Inoltre, gli Ucraini hanno capito che per vincere questa guerra esistenziale, occorreva essere più abili del nemico. E infatti, abbiamo visto sul campo di battaglia un esercito più organizzato, anche grazie all’addestramento fornito dalla NATO. Ma le sorprese non sono finite. Questa guerra ha portato ad un innalzamento tecnologico, grazie anche all’eredità militare sovietica, che in Ucraina aveva gran parte della sua industria aerospaziale.

Riguardo all’aspetto politico, la leadership ucraina allo scoppio della guerra era una classe dirigente nuova, frutto delle elezioni del 2019, che hanno portato alla presidenza Zelensky, un attore e produttore televisivo privo di esperienza politica. Questi uomini al governo dell’Ucraina, di età media 40 anni, hanno deciso di resistere sul posto, anziché rifugiarsi all’estero (come fecero molti governi invasi dalla Germania nella seconda guerra mondiale) e hanno lavorato per tenere il paese in piedi.

La cosa più sorprendente per un residente in Ucraina (come il sottoscritto) in quei primi mesi di guerra è stata non tanto la resistenza dell’esercito ucraino, quanto il fatto che gli uffici pubblici continuavano a lavorare (perfino celebrando matrimoni!) e che nei supermercati continuavano ad arrivare i prodotti alimentari.  Riguardo poi alla corruzione, anch’essa molto diffusa in Ucraina, il governo ha iniziato a combatterla con più decisione che in passato, con un numero di arresti mai visto prima. Abbiamo assistito a licenziamenti di ministri e viceministri per migliorare il sistema. Perfino tra la gente comune si è fatta strada la convinzione che la corruzione sia il miglior alleato del nemico. Un cambio di mentalità notevole per questo paese. Nulla di tutto questo si è visto in Russia.

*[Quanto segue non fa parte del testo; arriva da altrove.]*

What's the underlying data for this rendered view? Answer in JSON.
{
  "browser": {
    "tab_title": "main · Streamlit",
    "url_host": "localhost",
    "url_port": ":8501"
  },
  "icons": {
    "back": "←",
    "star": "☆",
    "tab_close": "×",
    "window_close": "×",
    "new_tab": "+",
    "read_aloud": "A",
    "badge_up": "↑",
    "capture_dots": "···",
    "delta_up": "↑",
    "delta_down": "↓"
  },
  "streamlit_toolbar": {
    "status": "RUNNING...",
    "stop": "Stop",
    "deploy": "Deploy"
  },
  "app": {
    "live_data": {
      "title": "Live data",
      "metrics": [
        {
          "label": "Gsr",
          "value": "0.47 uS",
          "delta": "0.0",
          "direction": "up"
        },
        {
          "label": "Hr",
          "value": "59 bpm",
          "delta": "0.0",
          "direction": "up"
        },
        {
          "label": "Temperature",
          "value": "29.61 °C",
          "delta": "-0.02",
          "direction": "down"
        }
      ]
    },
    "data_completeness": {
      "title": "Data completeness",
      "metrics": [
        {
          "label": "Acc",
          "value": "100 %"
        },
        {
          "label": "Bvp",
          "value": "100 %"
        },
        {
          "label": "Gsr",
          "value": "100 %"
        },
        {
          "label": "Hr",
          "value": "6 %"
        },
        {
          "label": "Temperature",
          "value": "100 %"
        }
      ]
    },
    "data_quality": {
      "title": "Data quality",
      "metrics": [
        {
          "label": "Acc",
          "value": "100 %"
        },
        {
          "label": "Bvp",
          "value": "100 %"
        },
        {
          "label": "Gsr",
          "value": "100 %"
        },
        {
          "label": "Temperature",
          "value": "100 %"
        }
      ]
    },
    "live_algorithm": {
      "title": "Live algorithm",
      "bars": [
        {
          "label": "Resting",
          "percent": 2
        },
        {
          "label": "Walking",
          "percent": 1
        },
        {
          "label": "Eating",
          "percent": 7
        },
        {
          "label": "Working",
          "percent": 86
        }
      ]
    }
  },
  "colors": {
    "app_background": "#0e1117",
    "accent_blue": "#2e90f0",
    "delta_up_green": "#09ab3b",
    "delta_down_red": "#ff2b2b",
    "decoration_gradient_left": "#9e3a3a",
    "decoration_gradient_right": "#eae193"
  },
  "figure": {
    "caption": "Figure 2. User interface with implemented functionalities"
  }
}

In conclusione, gli avvenimenti sul campo di battaglia possono essere letti come il confronto tra due sistemi politici e due società. In questo braccio di ferro militare abbiamo visto la potenza russa che ha scatenato l’invasione chiudersi in sé stessa di fronte all’insuccesso, e non provare a rivedere il suo sistema sociale e politico per migliorare l’efficienza. Al contrario, l’Ucraina ha sorpreso il mondo, non solo per la sua capacità di resistenza e di sacrificio, ma soprattutto per il salto di qualità organizzativo e tecnologico che le hanno permesso di mettere la Russia all’angolo.